Suppose that your preferences don't change over time. You prefer things to other things in a way that doesn't change based on whether you have them or not. Can your preferences still be unLawful?
Sounds to Keltham like there's sort of two different slices through you, there, a slice that wants to... let's say, spend all your money on nice things today, which is unfortunately able to gain control of your body and send it shopping and spend money... and then a different slice through you is later able to gain control of your mouth and ask powerful wizards if they've got mind control for not doing that. Keltham doesn't know why the 'unscrupulous' modifier is being applied here, it might be illegal and even for good reasons but if that technology was available in Civilization everyone would be using it. Under Keeper supervision, obviously, but still.

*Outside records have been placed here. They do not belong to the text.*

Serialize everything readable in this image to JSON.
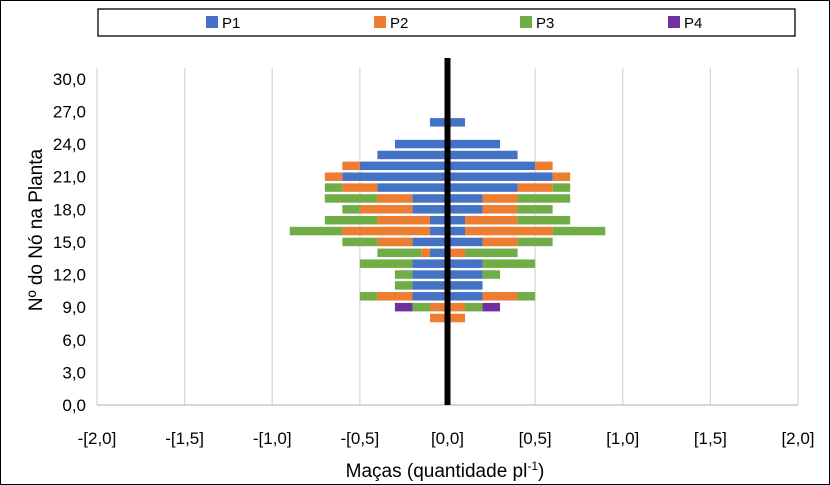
{
  "chart_data": {
    "type": "bar",
    "orientation": "horizontal",
    "stacked": "diverging",
    "xlabel": "Maças (quantidade pl",
    "xlabel_superscript": "-1",
    "xlabel_suffix": ")",
    "ylabel": "Nº do Nó na Planta",
    "xlim": [
      -2.0,
      2.0
    ],
    "ylim": [
      0,
      31
    ],
    "x_ticks": [
      -2.0,
      -1.5,
      -1.0,
      -0.5,
      0.0,
      0.5,
      1.0,
      1.5,
      2.0
    ],
    "x_tick_labels": [
      "-[2,0]",
      "-[1,5]",
      "-[1,0]",
      "-[0,5]",
      "[0,0]",
      "[0,5]",
      "[1,0]",
      "[1,5]",
      "[2,0]"
    ],
    "y_ticks": [
      0,
      3,
      6,
      9,
      12,
      15,
      18,
      21,
      24,
      27,
      30
    ],
    "y_tick_labels": [
      "0,0",
      "3,0",
      "6,0",
      "9,0",
      "12,0",
      "15,0",
      "18,0",
      "21,0",
      "24,0",
      "27,0",
      "30,0"
    ],
    "grid": "vertical",
    "legend_position": "top",
    "nodes": [
      8,
      9,
      10,
      11,
      12,
      13,
      14,
      15,
      16,
      17,
      18,
      19,
      20,
      21,
      22,
      23,
      24,
      25,
      26
    ],
    "series": [
      {
        "name": "P1",
        "color": "#4472C4",
        "left": [
          0,
          0,
          0.2,
          0.2,
          0.2,
          0.2,
          0.1,
          0.2,
          0.1,
          0.1,
          0.2,
          0.2,
          0.4,
          0.6,
          0.5,
          0.4,
          0.3,
          0,
          0.1
        ],
        "right": [
          0,
          0,
          0.2,
          0.2,
          0.2,
          0.2,
          0,
          0.2,
          0.1,
          0.1,
          0.2,
          0.2,
          0.4,
          0.6,
          0.5,
          0.4,
          0.3,
          0,
          0.1
        ]
      },
      {
        "name": "P2",
        "color": "#ED7D31",
        "left": [
          0.1,
          0.1,
          0.2,
          0,
          0,
          0,
          0.05,
          0.2,
          0.5,
          0.3,
          0.3,
          0.2,
          0.2,
          0.1,
          0.1,
          0,
          0,
          0,
          0
        ],
        "right": [
          0.1,
          0.1,
          0.2,
          0,
          0,
          0,
          0.1,
          0.2,
          0.5,
          0.3,
          0.2,
          0.2,
          0.2,
          0.1,
          0.1,
          0,
          0,
          0,
          0
        ]
      },
      {
        "name": "P3",
        "color": "#70AD47",
        "left": [
          0,
          0.1,
          0.1,
          0.1,
          0.1,
          0.3,
          0.25,
          0.2,
          0.3,
          0.3,
          0.1,
          0.3,
          0.1,
          0,
          0,
          0,
          0,
          0,
          0
        ],
        "right": [
          0,
          0.1,
          0.1,
          0,
          0.1,
          0.3,
          0.3,
          0.2,
          0.3,
          0.3,
          0.2,
          0.3,
          0.1,
          0,
          0,
          0,
          0,
          0,
          0
        ]
      },
      {
        "name": "P4",
        "color": "#7030A0",
        "left": [
          0,
          0.1,
          0,
          0,
          0,
          0,
          0,
          0,
          0,
          0,
          0,
          0,
          0,
          0,
          0,
          0,
          0,
          0,
          0
        ],
        "right": [
          0,
          0.1,
          0,
          0,
          0,
          0,
          0,
          0,
          0,
          0,
          0,
          0,
          0,
          0,
          0,
          0,
          0,
          0,
          0
        ]
      }
    ]
  }
}
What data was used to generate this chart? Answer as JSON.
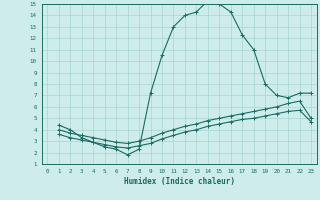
{
  "xlabel": "Humidex (Indice chaleur)",
  "xlim": [
    -0.5,
    23.5
  ],
  "ylim": [
    1,
    15
  ],
  "xticks": [
    0,
    1,
    2,
    3,
    4,
    5,
    6,
    7,
    8,
    9,
    10,
    11,
    12,
    13,
    14,
    15,
    16,
    17,
    18,
    19,
    20,
    21,
    22,
    23
  ],
  "yticks": [
    1,
    2,
    3,
    4,
    5,
    6,
    7,
    8,
    9,
    10,
    11,
    12,
    13,
    14,
    15
  ],
  "bg_color": "#cdecea",
  "grid_color": "#a8d5d1",
  "line_color": "#1a6b60",
  "line1_x": [
    1,
    2,
    3,
    4,
    5,
    6,
    7,
    8,
    9,
    10,
    11,
    12,
    13,
    14,
    15,
    16,
    17,
    18,
    19,
    20,
    21,
    22,
    23
  ],
  "line1_y": [
    4.4,
    4.0,
    3.3,
    2.9,
    2.5,
    2.3,
    1.8,
    2.3,
    7.2,
    10.5,
    13.0,
    14.0,
    14.3,
    15.3,
    15.0,
    14.3,
    12.3,
    11.0,
    8.0,
    7.0,
    6.8,
    7.2,
    7.2
  ],
  "line2_x": [
    1,
    2,
    3,
    4,
    5,
    6,
    7,
    8,
    9,
    10,
    11,
    12,
    13,
    14,
    15,
    16,
    17,
    18,
    19,
    20,
    21,
    22,
    23
  ],
  "line2_y": [
    3.6,
    3.3,
    3.1,
    2.9,
    2.7,
    2.5,
    2.4,
    2.6,
    2.8,
    3.2,
    3.5,
    3.8,
    4.0,
    4.3,
    4.5,
    4.7,
    4.9,
    5.0,
    5.2,
    5.4,
    5.6,
    5.7,
    4.7
  ],
  "line3_x": [
    1,
    2,
    3,
    4,
    5,
    6,
    7,
    8,
    9,
    10,
    11,
    12,
    13,
    14,
    15,
    16,
    17,
    18,
    19,
    20,
    21,
    22,
    23
  ],
  "line3_y": [
    4.0,
    3.7,
    3.5,
    3.3,
    3.1,
    2.9,
    2.8,
    3.0,
    3.3,
    3.7,
    4.0,
    4.3,
    4.5,
    4.8,
    5.0,
    5.2,
    5.4,
    5.6,
    5.8,
    6.0,
    6.3,
    6.5,
    5.0
  ]
}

That's a fair example, but also kind of complicated! How about if they keep things much simpler and more concrete, like...
(Keltham casts Prestidigitation three times to create three fragile temporary objects, a red sphere, a blue cube, a green tetrahedron.)
Can anyone say what it would be like to have unLawful preferences about these three specific and concrete objects right here, assuming your preferences don't change over time or based on what you're holding, and assuming that the same slice through yourself was in control of your actions and your mouth? Reminder, tier-2s speak first.
"We're counting that like wanting and not wanting a horse. What we're calling a preference is shown by the act of trading one of these things for the other. So if you trade it one way and then trade it back the other way, we'll say your preference reversed over time."
"That's the example I was looking for! That's an example of circular preference. If I'd pay a copper to trade red for blue, every time, and not pay to trade it back, and not say with my mouth that I wanted anything different, that's a locally coherent preference and we can't say there's anything strange about it by itself. But if I'd likewise pay a copper to trade blue for green, and to trade green for red, you could just stand around trading me the same objects and extracting all my money from me. Or even if I wasn't willing to pay a whole copper, you could stand around trading me the same objects and burning up all my time, which is as much a resource to me as money. No one of my preferences is probably-contradicting-a-Law-we'll-find-later by itself, it's only when brought together that they can't all stand simultaneously."
"So we've got the first suggestion of a Law-fragment, which says that we shouldn't have any circular preferences."
"I claim that, equivalently, to this condition, it must be possible to put everything we want into a global ordering, say by tagging them with numbers -2, -1, 0, 1, 2, and so on, and then to determine which things we want more than one another, we just compare their numbers in the ordering, and we want more whichever has the higher number. If you have wants inconsistent with being able to do that, I can take all your money from you, or at least all your time."
"Do you buy that? If you don't buy it I would, of course, like to know why you're refusing the sale."